I have seen the Kingpin defeat Daredevil so many times that I was asking myself if we were not about to see the same here with Spider-man. Sometimes the character’s charisma and presence are so exaggerated, that he seems more than human. From the start, Straczynski pushed aside any attempt to show the Kingpin as the better fighter of the two.
But that’s where the problems come for this story. Although the Kingpin thinks he has dealt a major blow to Spider-man, he is still no match for him. So my question is why would a man as smart as the Kingpin even delight in fighting someone who can lift several tons? Although the fight and the intensity of this issue were very high and entertaining, there is lack of internal logic in the story.
But at the same time, the Kingpin is now back in Spider-man’s turf, after having been borrowed to Daredevil for so long. It seems that after recent events in Daredevil, the Kingpin is now looking for a new arch nemesis. That’s good.

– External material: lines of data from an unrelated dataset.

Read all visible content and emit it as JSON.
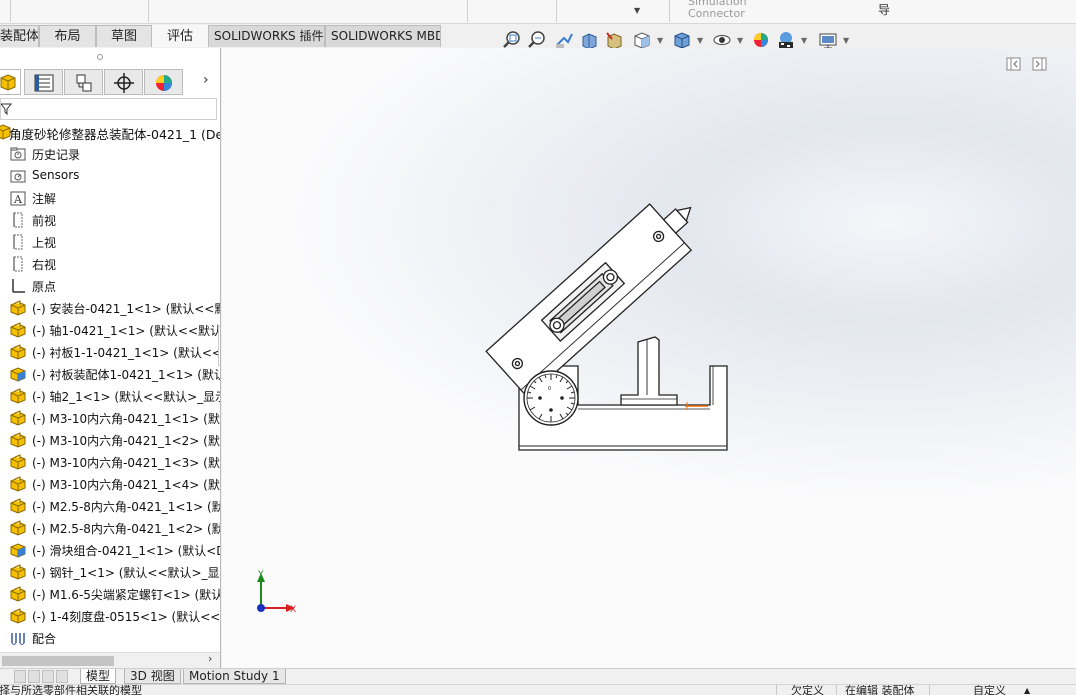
{
  "ribbon": {
    "frag_connector_1": "Simulation",
    "frag_connector_2": "Connector",
    "frag_daoh": "导"
  },
  "command_tabs": [
    {
      "label": "装配体"
    },
    {
      "label": "布局"
    },
    {
      "label": "草图"
    },
    {
      "label": "评估"
    },
    {
      "label": "SOLIDWORKS 插件"
    },
    {
      "label": "SOLIDWORKS MBD"
    }
  ],
  "heads_up_toolbar": [
    "zoom-to-fit-icon",
    "zoom-to-area-icon",
    "previous-view-icon",
    "section-view-icon",
    "dynamic-annotation-icon",
    "view-orientation-icon",
    "display-style-icon",
    "hide-show-items-icon",
    "edit-appearance-icon",
    "apply-scene-icon",
    "view-settings-icon"
  ],
  "feature_manager": {
    "panel_tabs": [
      "featuremanager-tree-icon",
      "property-manager-icon",
      "configuration-manager-icon",
      "dimxpert-manager-icon",
      "display-manager-icon"
    ],
    "root": {
      "label": "角度砂轮修整器总装配体-0421_1  (Def"
    },
    "items": [
      {
        "label": "历史记录",
        "icon": "history-folder-icon"
      },
      {
        "label": "Sensors",
        "icon": "sensors-icon"
      },
      {
        "label": "注解",
        "icon": "annotations-icon"
      },
      {
        "label": "前视",
        "icon": "plane-icon"
      },
      {
        "label": "上视",
        "icon": "plane-icon"
      },
      {
        "label": "右视",
        "icon": "plane-icon"
      },
      {
        "label": "原点",
        "icon": "origin-icon"
      },
      {
        "label": "(-) 安装台-0421_1<1> (默认<<默",
        "icon": "part-icon"
      },
      {
        "label": "(-) 轴1-0421_1<1> (默认<<默认>",
        "icon": "part-icon"
      },
      {
        "label": "(-) 衬板1-1-0421_1<1> (默认<<默",
        "icon": "part-icon"
      },
      {
        "label": "(-) 衬板装配体1-0421_1<1> (默认",
        "icon": "subassembly-icon"
      },
      {
        "label": "(-) 轴2_1<1> (默认<<默认>_显示",
        "icon": "part-icon"
      },
      {
        "label": "(-) M3-10内六角-0421_1<1> (默认",
        "icon": "part-icon"
      },
      {
        "label": "(-) M3-10内六角-0421_1<2> (默认",
        "icon": "part-icon"
      },
      {
        "label": "(-) M3-10内六角-0421_1<3> (默认",
        "icon": "part-icon"
      },
      {
        "label": "(-) M3-10内六角-0421_1<4> (默认",
        "icon": "part-icon"
      },
      {
        "label": "(-) M2.5-8内六角-0421_1<1> (默认",
        "icon": "part-icon"
      },
      {
        "label": "(-) M2.5-8内六角-0421_1<2> (默认",
        "icon": "part-icon"
      },
      {
        "label": "(-) 滑块组合-0421_1<1> (默认<D",
        "icon": "subassembly-icon"
      },
      {
        "label": "(-) 钢针_1<1> (默认<<默认>_显示",
        "icon": "part-icon"
      },
      {
        "label": "(-) M1.6-5尖端紧定螺钉<1> (默认",
        "icon": "part-icon"
      },
      {
        "label": "(-) 1-4刻度盘-0515<1> (默认<<默",
        "icon": "part-icon"
      },
      {
        "label": "配合",
        "icon": "mates-icon"
      }
    ]
  },
  "triad": {
    "x_label": "X",
    "y_label": "Y"
  },
  "bottom_tabs": [
    {
      "label": "模型"
    },
    {
      "label": "3D 视图"
    },
    {
      "label": "Motion Study 1"
    }
  ],
  "status_bar": {
    "hint": "选择与所选零部件相关联的模型",
    "state_1": "欠定义",
    "state_2": "在编辑 装配体",
    "state_3": "自定义"
  },
  "colors": {
    "part_yellow": "#f5c000",
    "subassembly_blue": "#3a7fd0",
    "triad_y": "#1a8a1a",
    "triad_x": "#d42020",
    "triad_origin": "#1a30c0",
    "sketch_orange": "#f07010"
  }
}
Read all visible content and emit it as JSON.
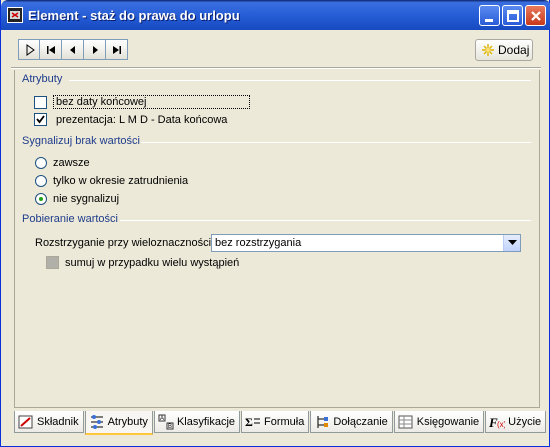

However, any pairing of Spider-man and the kingpin will always be compared to the Kingpin and Daredevil and sadly, based on this story, Straczynski is not a strong enough writer to pull off the sense of pathos needed for this to stick.
I’m tired of saying that Garney is an excellent artist and storyteller. He is. He also does a good job with facial expressions, although one can feel that this is not his specialty. He does better with angry faces than all others. But I do like his Kingpin.